5. The intelligent sensing method for the operating status of a ship lift as described in claim 4, characterized in that, Calculate the overall trajectory deviation include: in, Let be the trajectory deviation of the i-th node.
6. The intelligent sensing method for the operating status of a ship lift as described in claim 5, characterized in that, Calculate the deviation of the trajectory subplot of each node from the trajectory template of the corresponding node during the healthy operation of the ship lift. include: Among them, P i For the subgraph of the change trajectory of the i-th node, T i This is a graph template for the ship lift corresponding to the i-th node during healthy operation.
7. The intelligent sensing method for the operating status of a ship lift as described in claim 1, characterized in that, The abnormal index is compared with a preset warning threshold, and corresponding response strategies are adopted according to the comparison results, including: setting a first warning threshold, a second warning threshold, and a third warning threshold; if the abnormal index is less than the first warning threshold, the ship lift is operating normally and no warning is required; if the abnormal index is greater than or equal to the first warning threshold and less than the second warning threshold, a level one warning is issued, a warning message is sent, and the lifting speed of the ship lift is reduced; if the abnormal index is greater than or equal to the second warning threshold and less than or equal to the third warning threshold, a level two warning is issued, a warning message is sent, the lifting of the ship lift is immediately stopped, and manual control is initiated.

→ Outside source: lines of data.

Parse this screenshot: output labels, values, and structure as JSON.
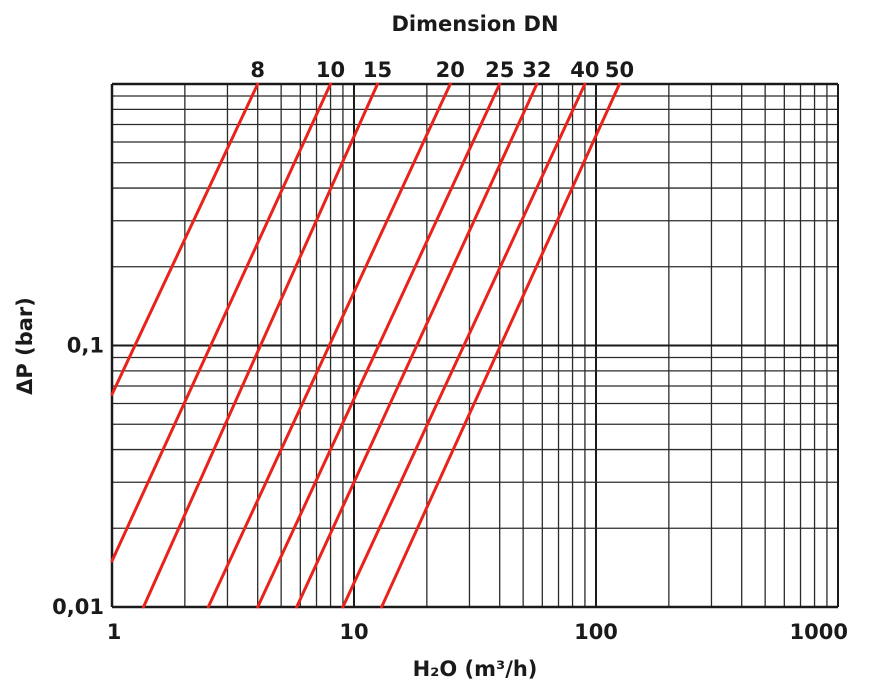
{
  "chart_data": {
    "type": "line",
    "title": "Dimension DN",
    "xlabel": "H₂O (m³/h)",
    "ylabel": "ΔP (bar)",
    "x_scale": "log",
    "y_scale": "log",
    "xlim": [
      1,
      1000
    ],
    "ylim": [
      0.01,
      1
    ],
    "x_tick_labels": [
      "1",
      "10",
      "100",
      "1000"
    ],
    "x_ticks": [
      1,
      10,
      100,
      1000
    ],
    "y_tick_labels": [
      "0,01",
      "0,1"
    ],
    "y_ticks": [
      0.01,
      0.1
    ],
    "grid": true,
    "series": [
      {
        "name": "8",
        "x": [
          1,
          4.0
        ],
        "y": [
          0.065,
          1
        ]
      },
      {
        "name": "10",
        "x": [
          1,
          8.0
        ],
        "y": [
          0.015,
          1
        ]
      },
      {
        "name": "15",
        "x": [
          1.35,
          12.5
        ],
        "y": [
          0.01,
          1
        ]
      },
      {
        "name": "20",
        "x": [
          2.5,
          25
        ],
        "y": [
          0.01,
          1
        ]
      },
      {
        "name": "25",
        "x": [
          4.0,
          40
        ],
        "y": [
          0.01,
          1
        ]
      },
      {
        "name": "32",
        "x": [
          5.8,
          57
        ],
        "y": [
          0.01,
          1
        ]
      },
      {
        "name": "40",
        "x": [
          9.0,
          90
        ],
        "y": [
          0.01,
          1
        ]
      },
      {
        "name": "50",
        "x": [
          13,
          125
        ],
        "y": [
          0.01,
          1
        ]
      }
    ],
    "colors": {
      "curve": "#e8231c",
      "grid": "#2b2b2b"
    }
  }
}
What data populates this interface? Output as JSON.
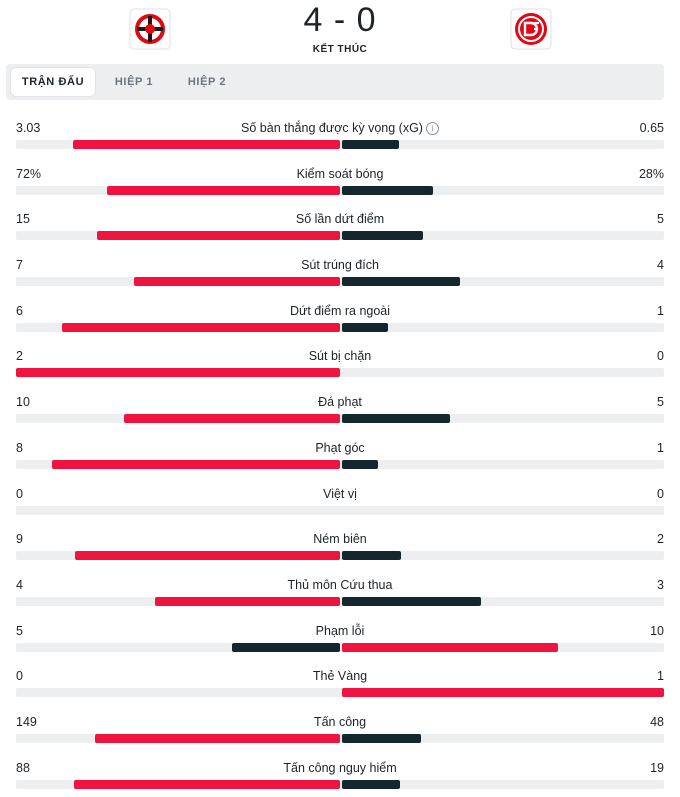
{
  "match": {
    "home_logo": "bayer-leverkusen-logo",
    "away_logo": "fortuna-dusseldorf-logo",
    "score": "4 - 0",
    "status": "KẾT THÚC"
  },
  "tabs": [
    {
      "label": "TRẬN ĐẤU",
      "active": true
    },
    {
      "label": "HIỆP 1",
      "active": false
    },
    {
      "label": "HIỆP 2",
      "active": false
    }
  ],
  "colors": {
    "home": "#f0123f",
    "away": "#14272e",
    "track": "#eceef0"
  },
  "stats": [
    {
      "label": "Số bàn thắng được kỳ vọng (xG)",
      "home": "3.03",
      "away": "0.65",
      "home_share": 0.823,
      "away_share": 0.177,
      "info": true
    },
    {
      "label": "Kiểm soát bóng",
      "home": "72%",
      "away": "28%",
      "home_share": 0.72,
      "away_share": 0.28
    },
    {
      "label": "Số lần dứt điểm",
      "home": "15",
      "away": "5",
      "home_share": 0.75,
      "away_share": 0.25
    },
    {
      "label": "Sút trúng đích",
      "home": "7",
      "away": "4",
      "home_share": 0.636,
      "away_share": 0.364
    },
    {
      "label": "Dứt điểm ra ngoài",
      "home": "6",
      "away": "1",
      "home_share": 0.857,
      "away_share": 0.143
    },
    {
      "label": "Sút bị chặn",
      "home": "2",
      "away": "0",
      "home_share": 1.0,
      "away_share": 0.0
    },
    {
      "label": "Đá phạt",
      "home": "10",
      "away": "5",
      "home_share": 0.667,
      "away_share": 0.333
    },
    {
      "label": "Phạt góc",
      "home": "8",
      "away": "1",
      "home_share": 0.889,
      "away_share": 0.111
    },
    {
      "label": "Việt vị",
      "home": "0",
      "away": "0",
      "home_share": 0.0,
      "away_share": 0.0
    },
    {
      "label": "Ném biên",
      "home": "9",
      "away": "2",
      "home_share": 0.818,
      "away_share": 0.182
    },
    {
      "label": "Thủ môn Cứu thua",
      "home": "4",
      "away": "3",
      "home_share": 0.571,
      "away_share": 0.429
    },
    {
      "label": "Phạm lỗi",
      "home": "5",
      "away": "10",
      "home_share": 0.333,
      "away_share": 0.667,
      "away_leads": true
    },
    {
      "label": "Thẻ Vàng",
      "home": "0",
      "away": "1",
      "home_share": 0.0,
      "away_share": 1.0,
      "away_leads": true
    },
    {
      "label": "Tấn công",
      "home": "149",
      "away": "48",
      "home_share": 0.756,
      "away_share": 0.244
    },
    {
      "label": "Tấn công nguy hiểm",
      "home": "88",
      "away": "19",
      "home_share": 0.822,
      "away_share": 0.178
    }
  ]
}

8. An intelligent sensing system for the operating status of a ship lift, characterized in that, include: A status symbol generation module is used to set up sensors at each key part of the ship lift as nodes, acquire sensor data at each key part, and map the sensor data into corresponding status symbols. The module for generating change trajectory subgraphs is used to obtain the state symbol of each node at each time within a certain time period, and form a change trajectory subgraph of the state symbol corresponding to each node. The anomaly index calculation module is used to calculate the deviation of the trajectory subgraph of each node from the trajectory template of the corresponding node when the ship lift is running healthily, and to calculate the anomaly index by combining the distance of the state symbol change of the current node between two consecutive time points within the certain time period. The early warning module is used to compare the abnormal index with a preset early warning threshold and take corresponding response strategies according to the comparison results.
9. The intelligent sensing system for the operating status of a ship lift as described in claim 8, characterized in that, Acquiring sensor data for each key component includes: performing time synchronization operations on the sensor data through a distributed clock synchronization protocol.

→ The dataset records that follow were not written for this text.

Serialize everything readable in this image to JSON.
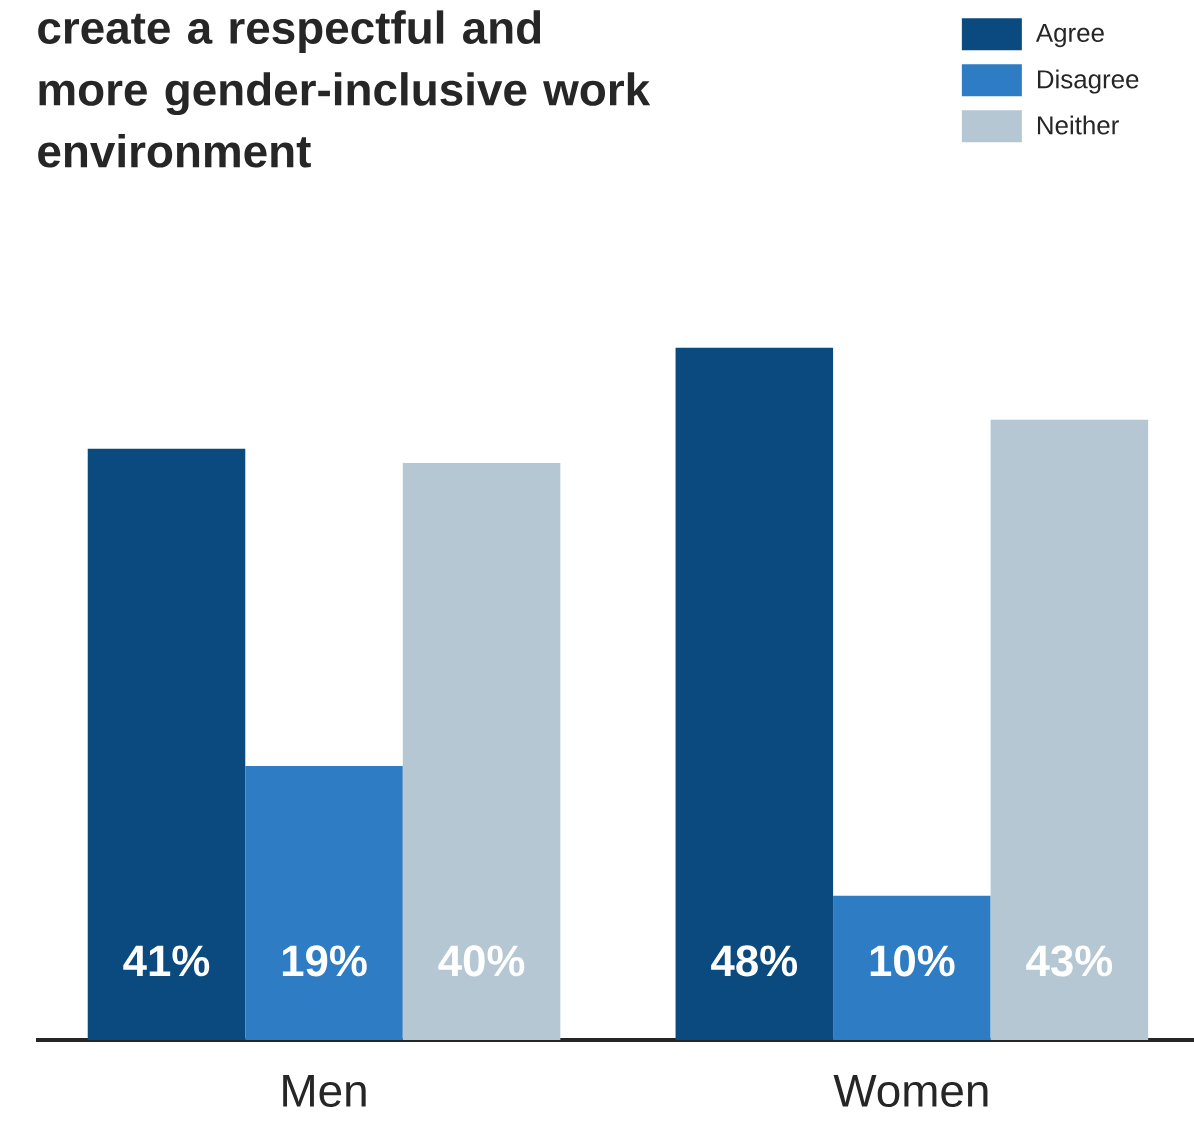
{
  "chart_data": {
    "type": "bar",
    "title": "create a respectful and more gender-inclusive work environment",
    "categories": [
      "Men",
      "Women"
    ],
    "series": [
      {
        "name": "Agree",
        "color": "#0b4a7e",
        "values": [
          41,
          48
        ],
        "value_labels": [
          "41%",
          "48%"
        ]
      },
      {
        "name": "Disagree",
        "color": "#2e7cc3",
        "values": [
          19,
          10
        ],
        "value_labels": [
          "19%",
          "10%"
        ]
      },
      {
        "name": "Neither",
        "color": "#b6c7d4",
        "values": [
          40,
          43
        ],
        "value_labels": [
          "40%",
          "43%"
        ]
      }
    ],
    "legend": "top right"
  }
}
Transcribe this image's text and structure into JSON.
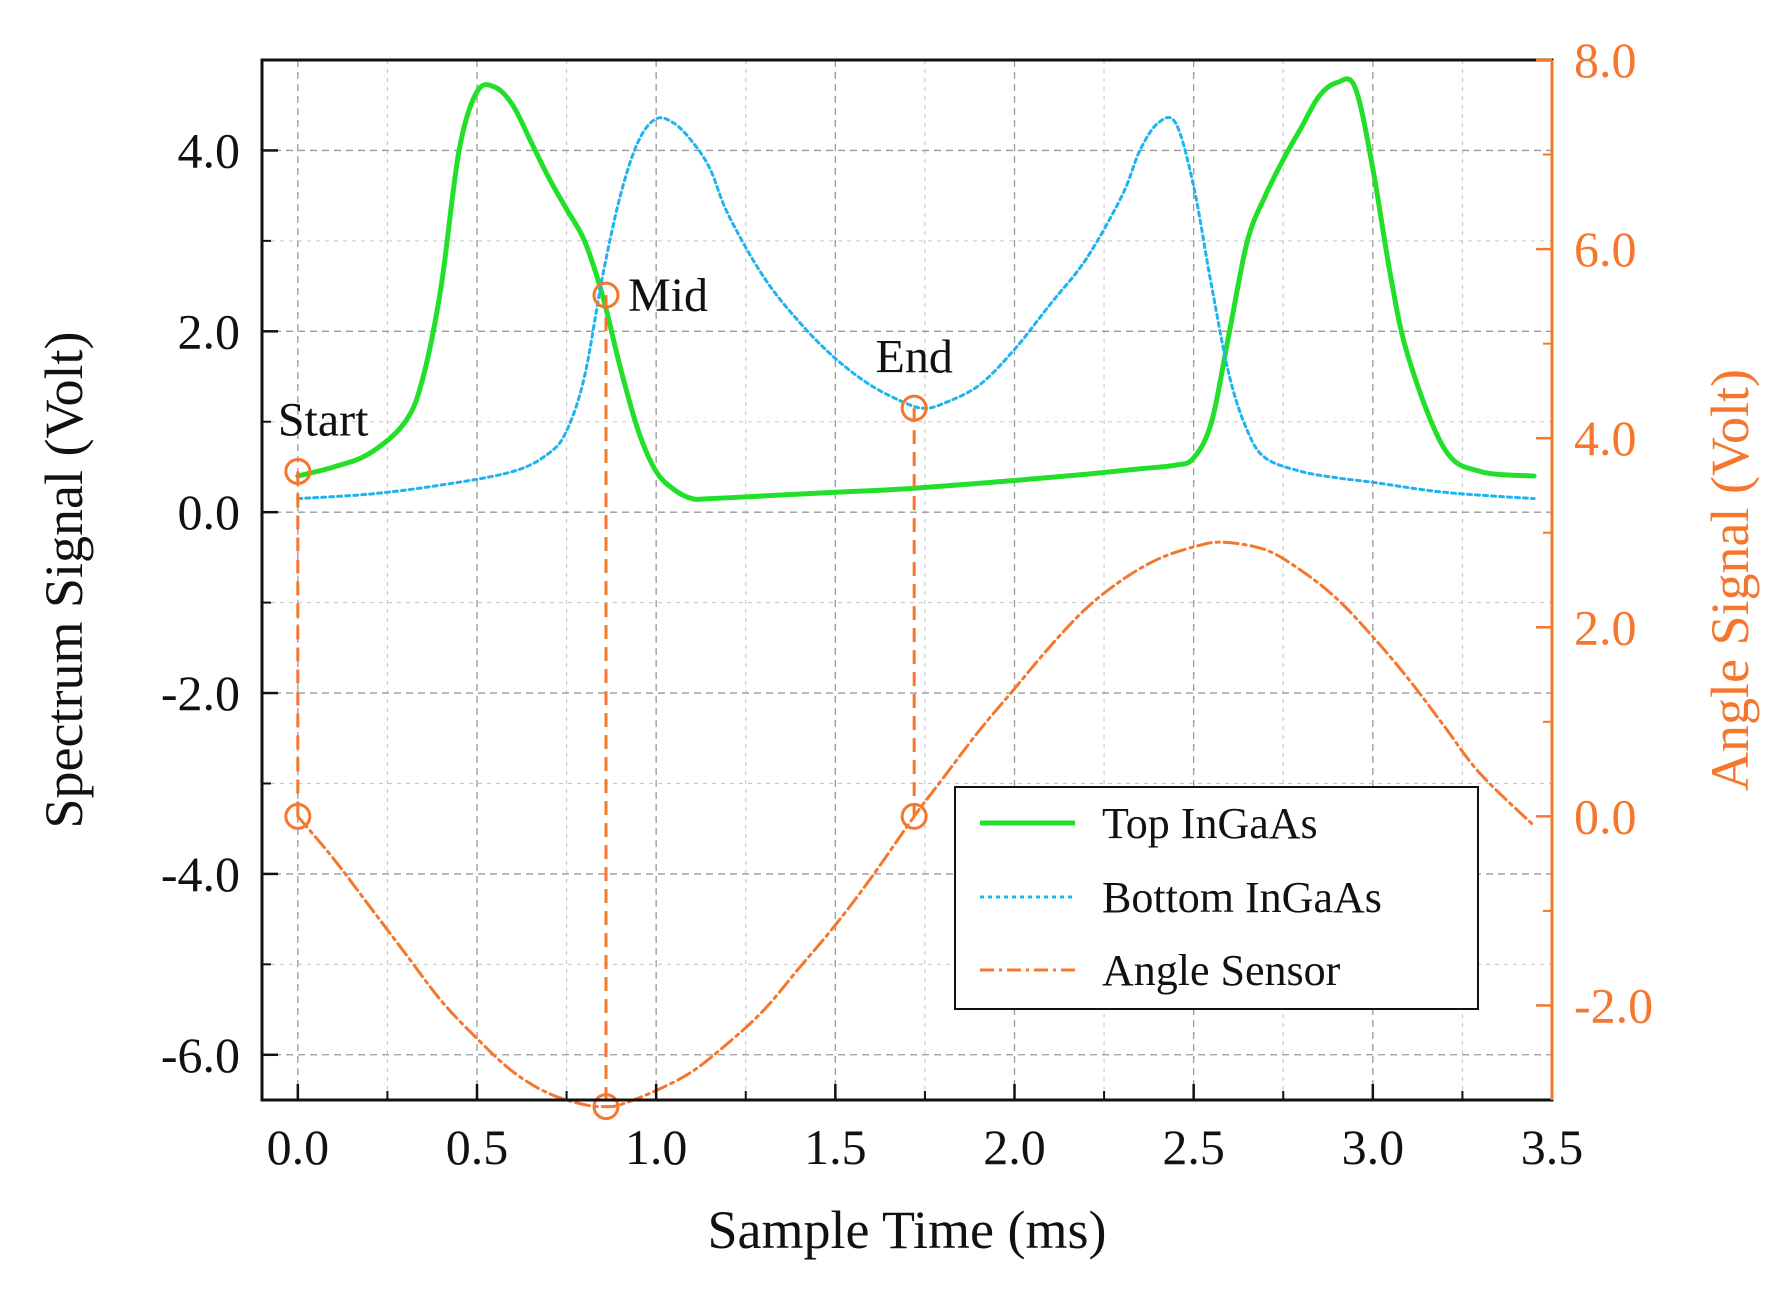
{
  "chart_data": {
    "type": "line",
    "xlabel": "Sample Time (ms)",
    "ylabel_left": "Spectrum Signal (Volt)",
    "ylabel_right": "Angle Signal (Volt)",
    "xlim": [
      -0.1,
      3.5
    ],
    "ylim_left": [
      -6.5,
      5.0
    ],
    "ylim_right": [
      -3.0,
      8.0
    ],
    "x_ticks": [
      "0.0",
      "0.5",
      "1.0",
      "1.5",
      "2.0",
      "2.5",
      "3.0",
      "3.5"
    ],
    "y_ticks_left": [
      "-6.0",
      "-4.0",
      "-2.0",
      "0.0",
      "2.0",
      "4.0"
    ],
    "y_ticks_right": [
      "-2.0",
      "0.0",
      "2.0",
      "4.0",
      "6.0",
      "8.0"
    ],
    "grid": true,
    "legend_position": "bottom-right",
    "colors": {
      "top": "#22e02a",
      "bottom": "#1fb4ee",
      "angle": "#f5772d",
      "axis_right": "#f5772d",
      "axis_left": "#111111"
    },
    "series": [
      {
        "name": "Top InGaAs",
        "axis": "left",
        "style": "solid",
        "x": [
          0.0,
          0.1,
          0.2,
          0.3,
          0.35,
          0.4,
          0.45,
          0.5,
          0.55,
          0.6,
          0.65,
          0.7,
          0.75,
          0.8,
          0.85,
          0.9,
          0.95,
          1.0,
          1.05,
          1.1,
          1.15,
          1.3,
          1.5,
          1.7,
          2.0,
          2.2,
          2.35,
          2.45,
          2.5,
          2.55,
          2.6,
          2.65,
          2.7,
          2.75,
          2.8,
          2.85,
          2.9,
          2.95,
          3.0,
          3.05,
          3.1,
          3.2,
          3.3,
          3.45
        ],
        "y": [
          0.4,
          0.5,
          0.65,
          1.0,
          1.5,
          2.5,
          4.0,
          4.65,
          4.7,
          4.5,
          4.1,
          3.7,
          3.35,
          3.0,
          2.4,
          1.6,
          0.9,
          0.45,
          0.25,
          0.15,
          0.15,
          0.18,
          0.22,
          0.26,
          0.35,
          0.42,
          0.48,
          0.52,
          0.6,
          1.0,
          2.0,
          3.0,
          3.5,
          3.9,
          4.25,
          4.6,
          4.75,
          4.7,
          3.8,
          2.6,
          1.7,
          0.7,
          0.45,
          0.4
        ]
      },
      {
        "name": "Bottom InGaAs",
        "axis": "left",
        "style": "dotted",
        "x": [
          0.0,
          0.2,
          0.4,
          0.6,
          0.7,
          0.75,
          0.8,
          0.85,
          0.9,
          0.95,
          1.0,
          1.05,
          1.1,
          1.15,
          1.2,
          1.3,
          1.4,
          1.5,
          1.6,
          1.7,
          1.75,
          1.8,
          1.9,
          2.0,
          2.1,
          2.2,
          2.3,
          2.35,
          2.4,
          2.45,
          2.5,
          2.55,
          2.6,
          2.65,
          2.7,
          2.8,
          2.9,
          3.0,
          3.2,
          3.45
        ],
        "y": [
          0.15,
          0.2,
          0.3,
          0.45,
          0.65,
          0.9,
          1.5,
          2.6,
          3.5,
          4.1,
          4.35,
          4.3,
          4.1,
          3.8,
          3.3,
          2.6,
          2.1,
          1.7,
          1.4,
          1.2,
          1.15,
          1.2,
          1.4,
          1.8,
          2.3,
          2.8,
          3.5,
          4.0,
          4.3,
          4.3,
          3.6,
          2.5,
          1.5,
          0.9,
          0.6,
          0.45,
          0.38,
          0.33,
          0.22,
          0.15
        ]
      },
      {
        "name": "Angle Sensor",
        "axis": "right",
        "style": "dash-dot",
        "x": [
          0.0,
          0.1,
          0.2,
          0.3,
          0.4,
          0.5,
          0.6,
          0.7,
          0.8,
          0.86,
          0.9,
          1.0,
          1.1,
          1.2,
          1.3,
          1.4,
          1.5,
          1.6,
          1.72,
          1.8,
          1.9,
          2.0,
          2.1,
          2.2,
          2.3,
          2.4,
          2.5,
          2.58,
          2.7,
          2.8,
          2.9,
          3.0,
          3.1,
          3.2,
          3.3,
          3.45
        ],
        "y": [
          0.0,
          -0.45,
          -0.95,
          -1.45,
          -1.95,
          -2.35,
          -2.7,
          -2.93,
          -3.05,
          -3.07,
          -3.05,
          -2.9,
          -2.7,
          -2.4,
          -2.05,
          -1.6,
          -1.15,
          -0.65,
          0.0,
          0.4,
          0.9,
          1.35,
          1.8,
          2.2,
          2.5,
          2.72,
          2.85,
          2.9,
          2.82,
          2.6,
          2.3,
          1.9,
          1.45,
          0.95,
          0.45,
          -0.1
        ]
      }
    ],
    "markers": [
      {
        "x": 0.0,
        "y": 0.45,
        "axis": "left"
      },
      {
        "x": 0.86,
        "y": 2.4,
        "axis": "left"
      },
      {
        "x": 1.72,
        "y": 1.15,
        "axis": "left"
      },
      {
        "x": 0.0,
        "y": 0.0,
        "axis": "right"
      },
      {
        "x": 0.86,
        "y": -3.07,
        "axis": "right"
      },
      {
        "x": 1.72,
        "y": 0.0,
        "axis": "right"
      }
    ],
    "guides": [
      {
        "x": 0.0,
        "from_left_y": 0.45,
        "to_right_y": 0.0
      },
      {
        "x": 0.86,
        "from_left_y": 2.4,
        "to_right_y": -3.07
      },
      {
        "x": 1.72,
        "from_left_y": 1.15,
        "to_right_y": 0.0
      }
    ],
    "annotations": [
      {
        "text": "Start",
        "x": 0.0,
        "y": 1.0,
        "axis": "left"
      },
      {
        "text": "Mid",
        "x": 0.86,
        "y": 2.4,
        "axis": "left"
      },
      {
        "text": "End",
        "x": 1.72,
        "y": 1.7,
        "axis": "left"
      }
    ],
    "legend": [
      "Top InGaAs",
      "Bottom InGaAs",
      "Angle Sensor"
    ]
  }
}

10. The intelligent sensing system for the operating status of a ship lift as described in claim 8, characterized in that, Mapping the sensor data to corresponding state symbols includes: collecting sensor data for each node at fixed time steps; Set a threshold for the change in variables between time steps in the sensor data, divide the change in variables of consecutive time steps according to the threshold, and generate state identifiers.